Sehr geehrter Herr Reitschuster, Herr Gensing kennt sich offenbar mit schäbig sehr gut aus. Wie so ein Mann Fakten prüfen will und soll wir mir ein Rätsel bleiben. MFG Nico Schmidt

Sirius Bellt / 25.04.2021

Gratulation, Herr Reitschuster. Ich freue mich sehr für Sie. Nie aufgeben, bitte weiter machen. Der mit normalem Menschenverstand gesegneten Richterin danke ich ebenfalls von ganzem Herzen.

Uta Buhr / 25.04.2021

Mit welchem Pillepalle sich die Gerichte in dieser - gelinde gesprochen - problematischen Zeit beschäftigen müssen. Na ja, “Faktenfinder” vom Staatsfunk sagt eigentlich alles. Die haben offenbar nichts anderes zu tun, als nach einer Amöbe im Sumpf zu fahnden.
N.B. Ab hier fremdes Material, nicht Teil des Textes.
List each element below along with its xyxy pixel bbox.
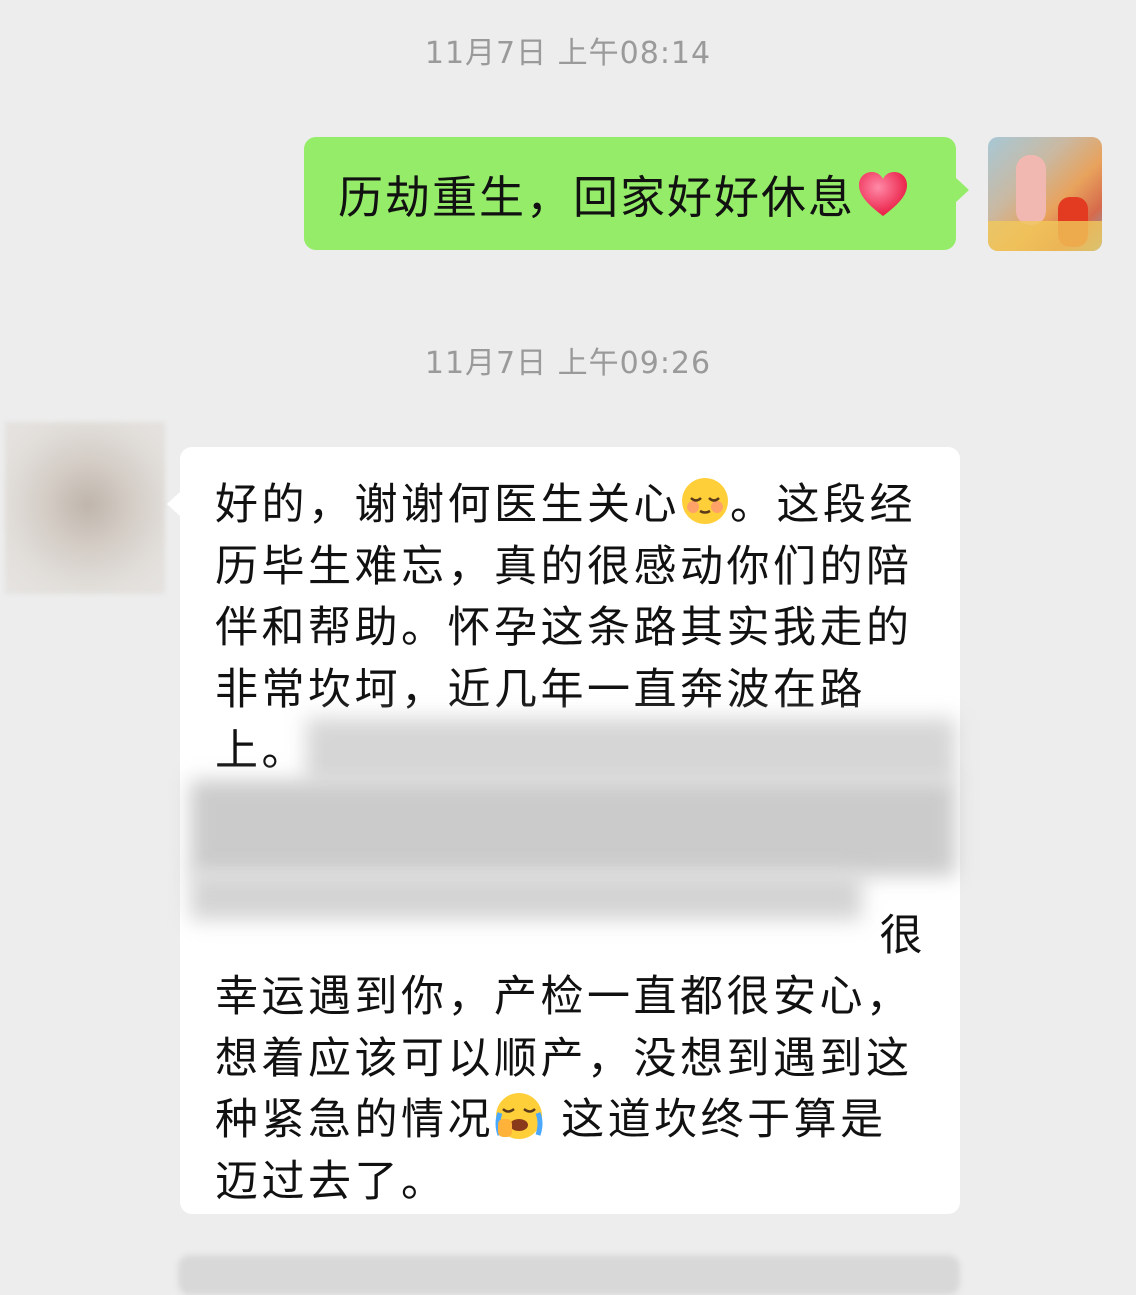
sent-message-bubble[interactable]: 历劫重生，回家好好休息 [304,137,969,250]
message-line: 这道坎终于算是 [544,1095,887,1145]
redacted-text-block [190,780,956,876]
message-line: 好的，谢谢何医生关心 [215,480,680,530]
message-line: 。这段经 [730,480,916,530]
avatar-figure [1016,155,1046,225]
blushing-face-icon [682,478,728,524]
message-line: 非常坎坷，近几年一直奔波在路 [215,664,866,715]
loudly-crying-face-icon [495,1093,543,1139]
message-line: 伴和帮助。怀孕这条路其实我走的 [215,603,913,653]
contact-avatar[interactable] [5,422,165,594]
message-line: 种紧急的情况 [215,1095,494,1145]
message-line: 迈过去了。 [215,1156,448,1207]
message-line: 想着应该可以顺产，没想到遇到这 [215,1033,913,1084]
avatar-floor [988,221,1102,251]
chat-timestamp: 11月7日 上午08:14 [424,36,712,71]
message-line: 历毕生难忘，真的很感动你们的陪 [215,541,913,592]
redacted-text-block [306,718,956,782]
heart-icon [859,171,908,216]
chat-timestamp: 11月7日 上午09:26 [424,346,712,381]
message-line: 幸运遇到你，产检一直都很安心， [215,972,913,1022]
next-message-bubble-partial [178,1255,960,1295]
self-avatar[interactable] [988,137,1102,251]
sent-message-text: 历劫重生，回家好好休息 [338,171,856,224]
redacted-text-block [190,872,862,920]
Eine solche Aktion rechtfertigt allemal ihre stratosphärischen Bezüge zu Lasten des GEZ- Zwangsabgabenzahlers. Ich wünsche Boris Reitschuster, den ich wegen seiner Courage in diesem von so viele Feiglingen bewohnten Land sehr schätze, einen fulminanten Erfolg vor Gericht. Audaces fortuna adiuvat!

Paul Siemons / 25.04.2021

Ich weigere mich noch, das verstanden zu haben: Gensing hat deshalb geklagt, weil im Screenshot seines Postings sein winziges Profilbild zu sehen war? Bitte sagen Sie mir, dass das nicht wahr ist.